Heaven and hell are both important aspects of Christian eschatology, but we will not be looking at these subjects in detail because we covered them a few months ago. Instead, we will begin with that which underlies all things past, present, and future — the kingdom of God. The story of Scripture is the story of God’s kingdom.
Of course, the Bible everywhere assumes that our Father is sovereign over the universe (Pss. 47:8; 93:1; Rev. 19:6), but this is not the concept the “kingdom of God” has in mind. More precisely, the kingdom of God refers to the visible, universal submission to His reign. As is well known, Adam’s sin plunged mankind into rebellion against its Creator (Gen. 3). Yet the Lord’s prophets predicted a day when all creation would again recognize Yahweh’s authority and bow the knee to the appointed king (Dan. 7:13–14; Micah 4:1–7). Some will fall before Him willingly, others will be forced to do so; on that day, all people will acknowledge God’s reign (Ps. 2; Phil. 2:9–11).

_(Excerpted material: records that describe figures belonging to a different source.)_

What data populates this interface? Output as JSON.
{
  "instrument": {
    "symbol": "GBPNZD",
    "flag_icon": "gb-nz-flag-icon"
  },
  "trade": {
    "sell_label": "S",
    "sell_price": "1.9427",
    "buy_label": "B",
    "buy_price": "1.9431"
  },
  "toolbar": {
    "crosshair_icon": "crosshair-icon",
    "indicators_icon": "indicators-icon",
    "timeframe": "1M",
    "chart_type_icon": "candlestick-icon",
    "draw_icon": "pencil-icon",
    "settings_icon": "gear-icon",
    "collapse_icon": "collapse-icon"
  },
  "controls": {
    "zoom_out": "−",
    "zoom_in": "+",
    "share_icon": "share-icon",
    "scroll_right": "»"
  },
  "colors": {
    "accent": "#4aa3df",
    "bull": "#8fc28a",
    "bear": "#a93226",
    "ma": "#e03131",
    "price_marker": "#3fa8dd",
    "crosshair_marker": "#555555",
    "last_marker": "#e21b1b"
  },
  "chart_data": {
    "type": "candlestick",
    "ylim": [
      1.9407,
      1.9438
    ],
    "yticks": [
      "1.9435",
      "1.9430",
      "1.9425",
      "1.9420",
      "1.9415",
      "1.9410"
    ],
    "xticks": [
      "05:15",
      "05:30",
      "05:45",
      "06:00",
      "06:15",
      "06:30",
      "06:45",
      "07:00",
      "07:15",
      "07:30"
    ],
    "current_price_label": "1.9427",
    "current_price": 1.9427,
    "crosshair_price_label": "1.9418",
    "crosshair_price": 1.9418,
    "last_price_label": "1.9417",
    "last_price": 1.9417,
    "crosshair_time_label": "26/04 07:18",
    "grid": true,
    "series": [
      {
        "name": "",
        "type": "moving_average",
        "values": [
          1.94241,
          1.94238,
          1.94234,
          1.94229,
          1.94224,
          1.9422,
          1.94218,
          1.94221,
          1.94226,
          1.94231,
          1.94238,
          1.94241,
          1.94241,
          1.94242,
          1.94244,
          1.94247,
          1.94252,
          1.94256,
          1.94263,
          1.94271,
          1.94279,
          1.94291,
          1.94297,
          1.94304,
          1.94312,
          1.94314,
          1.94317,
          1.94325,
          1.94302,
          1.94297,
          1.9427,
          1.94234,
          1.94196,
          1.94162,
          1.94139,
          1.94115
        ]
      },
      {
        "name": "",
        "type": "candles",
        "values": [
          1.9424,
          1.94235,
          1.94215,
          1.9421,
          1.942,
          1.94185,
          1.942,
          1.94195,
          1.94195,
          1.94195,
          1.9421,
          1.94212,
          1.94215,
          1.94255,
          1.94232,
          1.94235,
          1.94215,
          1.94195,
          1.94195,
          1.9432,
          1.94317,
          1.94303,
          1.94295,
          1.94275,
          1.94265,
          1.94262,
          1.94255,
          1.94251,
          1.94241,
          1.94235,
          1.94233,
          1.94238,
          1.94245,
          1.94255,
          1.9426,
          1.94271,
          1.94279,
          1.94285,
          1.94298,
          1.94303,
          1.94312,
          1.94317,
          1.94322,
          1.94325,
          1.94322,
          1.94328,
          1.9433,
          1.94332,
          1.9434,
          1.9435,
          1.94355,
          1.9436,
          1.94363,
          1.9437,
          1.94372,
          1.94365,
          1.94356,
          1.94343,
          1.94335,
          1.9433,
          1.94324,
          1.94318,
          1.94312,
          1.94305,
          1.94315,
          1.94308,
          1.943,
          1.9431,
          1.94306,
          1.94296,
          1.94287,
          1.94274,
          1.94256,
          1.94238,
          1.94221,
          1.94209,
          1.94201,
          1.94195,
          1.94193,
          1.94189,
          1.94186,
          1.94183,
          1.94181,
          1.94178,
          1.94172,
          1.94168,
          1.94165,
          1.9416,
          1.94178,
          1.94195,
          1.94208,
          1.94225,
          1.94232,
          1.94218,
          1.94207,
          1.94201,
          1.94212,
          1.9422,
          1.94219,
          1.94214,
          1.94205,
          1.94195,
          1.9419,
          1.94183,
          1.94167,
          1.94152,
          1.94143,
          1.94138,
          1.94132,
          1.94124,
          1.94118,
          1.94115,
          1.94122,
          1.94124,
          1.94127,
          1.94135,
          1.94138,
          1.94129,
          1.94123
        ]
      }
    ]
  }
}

The Lord’s chosen king is the Messiah, Jesus. Unfortunately, many Christians incorrectly believe that His kingdom has nothing to do with the present, something that comes only at “the end of time” with great natural disasters. While Jesus’ return may indeed involve these phenomena, His second coming is the consummation of His present reign, for He actually inaugurated the kingdom of God during His first advent (Mark 1:14–15). As today’s passage teaches, it starts out small and is growing to be present in all things (Luke 13:18–21).
We Christians are the heralds of this kingdom (Acts 1:6–11). By the power of the Holy Spirit, we bear witness to our King, and through our obedience the Father will call people to worship Him (Matt. 28:18–20). Thus, His kingdom increases in its visibility.
When Jesus taught us to pray, He told us to ask for God’s kingdom to come (Matt. 6:9–13). It is easy to pray a laundry list of requests for health, safety, and other provisions. But how many of us spend time in concentrated prayer that all peoples would submit to God and obey His Law? All of us should be praying for at least one person’s salvation. When we seek to be used by God to lead others to the truth, we are obeying, at least in one way, Jesus’ prayer request.